Nous avons reçu de M. le pasteur Babut de Nîmes, la réponse suivante :
Monsieur
Vous m’avez fait l’honneur de me demander
mon opinion sur les projets de loi relatifs à la séparation
des Églises et de l’État, en tant qu’ils intéressent
les Églises protestantes.
Les idées que j’aurais à exprimer
sur ce sujet ont été développées avec beaucoup
de force et de logique dans vos colonnes mêmes, par le professeur
Raoul
Allien et par « un Pasteur ».
Je ne pourrai que répéter une
partie de ce qu’ils ont si bien dit. Cependant, les questions dont il s’agit
sont si graves et nous touchent si visiblement, que je ne puis me renfermer
dans une abstention qui ressemblerait à de l’indifférence.
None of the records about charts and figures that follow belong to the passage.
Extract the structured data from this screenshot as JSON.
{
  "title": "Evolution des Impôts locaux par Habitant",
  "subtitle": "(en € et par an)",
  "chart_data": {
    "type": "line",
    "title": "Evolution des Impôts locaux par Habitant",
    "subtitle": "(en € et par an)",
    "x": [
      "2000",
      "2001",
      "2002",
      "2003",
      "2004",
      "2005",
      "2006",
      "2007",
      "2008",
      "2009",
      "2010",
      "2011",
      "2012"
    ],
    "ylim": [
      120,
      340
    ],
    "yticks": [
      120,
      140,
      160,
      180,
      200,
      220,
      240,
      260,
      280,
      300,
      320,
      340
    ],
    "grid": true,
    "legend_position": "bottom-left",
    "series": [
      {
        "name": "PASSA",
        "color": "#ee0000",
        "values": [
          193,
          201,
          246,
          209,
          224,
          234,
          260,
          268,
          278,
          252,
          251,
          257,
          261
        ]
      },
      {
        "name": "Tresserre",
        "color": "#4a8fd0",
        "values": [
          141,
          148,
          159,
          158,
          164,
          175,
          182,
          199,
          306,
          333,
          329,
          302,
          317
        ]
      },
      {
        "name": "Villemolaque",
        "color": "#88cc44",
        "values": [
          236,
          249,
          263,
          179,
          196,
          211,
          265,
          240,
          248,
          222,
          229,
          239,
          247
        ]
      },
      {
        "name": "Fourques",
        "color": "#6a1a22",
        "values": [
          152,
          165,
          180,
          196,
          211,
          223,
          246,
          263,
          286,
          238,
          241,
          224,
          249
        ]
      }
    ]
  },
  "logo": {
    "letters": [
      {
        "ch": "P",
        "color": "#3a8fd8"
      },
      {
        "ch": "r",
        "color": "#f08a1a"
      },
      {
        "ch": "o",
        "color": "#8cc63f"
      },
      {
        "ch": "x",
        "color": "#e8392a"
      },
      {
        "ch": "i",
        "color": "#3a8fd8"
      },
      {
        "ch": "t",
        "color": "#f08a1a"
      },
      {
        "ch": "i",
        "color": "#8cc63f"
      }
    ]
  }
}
Vous ferez de ces lignes l’usage qu’il vous
plaira. J’aborde l’une après l’autre les questions que vous m’avez
fait l’honneur de me poser.
I. - De la séparation en soi
Je suis loin d’y être
opposé en principe. Membre de Synode officiel de 1872, j’ai eu l’honneur,
avec feu M. Pernessin, de déposer, sur le bureau de cette assemblée
le premier des vœux en faveur de la séparation.
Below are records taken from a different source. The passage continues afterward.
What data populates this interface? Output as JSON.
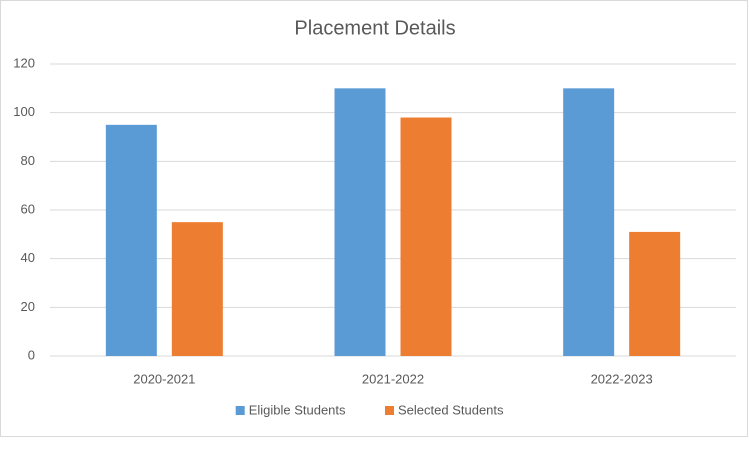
{
  "chart_data": {
    "type": "bar",
    "title": "Placement Details",
    "categories": [
      "2020-2021",
      "2021-2022",
      "2022-2023"
    ],
    "series": [
      {
        "name": "Eligible Students",
        "color": "#5b9bd5",
        "values": [
          95,
          110,
          110
        ]
      },
      {
        "name": "Selected Students",
        "color": "#ed7d31",
        "values": [
          55,
          98,
          51
        ]
      }
    ],
    "ylim": [
      0,
      120
    ],
    "yticks": [
      0,
      20,
      40,
      60,
      80,
      100,
      120
    ],
    "grid": true,
    "legend": "bottom"
  }
}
Il y en eu plusieurs, et le principe fut voté par le Synode.
Au point de vue général et social,
je pense qu’en un temps où la foi religieuse est de plus en plus
un fait individuel et de moins en moins un fait héréditaire,
le régime de la séparation est plus conforme au véritable
état des esprits. Au point de vue religieux, je ne puis que m’approprier
le mot de Pascal : « Bel état de l’Église, quand elle
n’est soutenue que de Dieu ! »
II. Droits et libertés qui doivent être garantis aux Églises, aux nôtres en particulier.
Je les résumerai volontiers
en un mot : le droit commun. Droit de se constituer et de se fédérer,
droit de se réunir, droit d’agir, droit de parler, droit de posséder,
dans la limite et sous le contrôle des lois existantes.
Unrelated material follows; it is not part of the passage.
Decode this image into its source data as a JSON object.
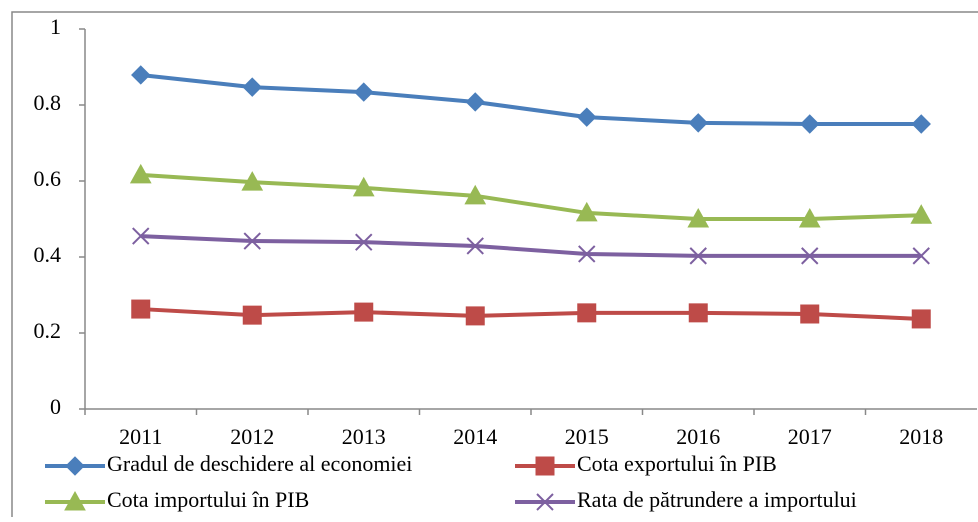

En ce qui touche nos « associations
religieuses » protestantes, en particulier, il n’existe ni motifs
ni prétexte valable pour leur refuser ces libertés qu’on
pourrait, avec M. Thiers, appeler nécessaires. Nos Églises
ne créent aucun embarras et ne suscitent aucun obstacle à
État ; ils rendent, au contraire, des services considérables,
en semant et nourrissant dans les cœurs le respect du devoir, l’esprit
de fraternité et de justice, l’amour de la liberté. Ce sont
là des faits que l’ignorance ou la mauvaise foi peut seule contester.
Qu’on cesse de subventionner ces Églises, soit, mais rien
ne serait plus injuste ni plus impolitique que de les traiter en suspects
et en ennemies, et d’entraver de mille manières leur vie et leur
activité.
Confisquer, sans jugement, les biens des Églises,
serait une atteinte des plus graves au droit commun ; or, le projet Combes
n’a pas osé prononcer le mot, mais il contient la chose. Car, nous
concéder
pour un temps , sous certaines conditions, une partie de nos biens, c’est
commencer par nous les prendre. (Art. 3)
Je n’ignore pas que les projets de loi en
question visent le catholicisme, et qu’à l’égard de Église
romaine, pour des raisons connues, mais que je ne veux pas énoncer
ici, il est difficile de se maintenir sur le chemin du droit commun, du
moins en pays catholique.
Toutefois il me semble que le but et l’art
du législateur devrait être : 1° de respecter la liberté
de Église romaine et tant qu’association religieuse, tout en s’opposant
avec fermeté à toute usurpation de sa part sur le terrain
civil et politique ; 2° de ne pas imputer et faire payer aux autres
associations religieuses les torts ou les prétentions d’une seule.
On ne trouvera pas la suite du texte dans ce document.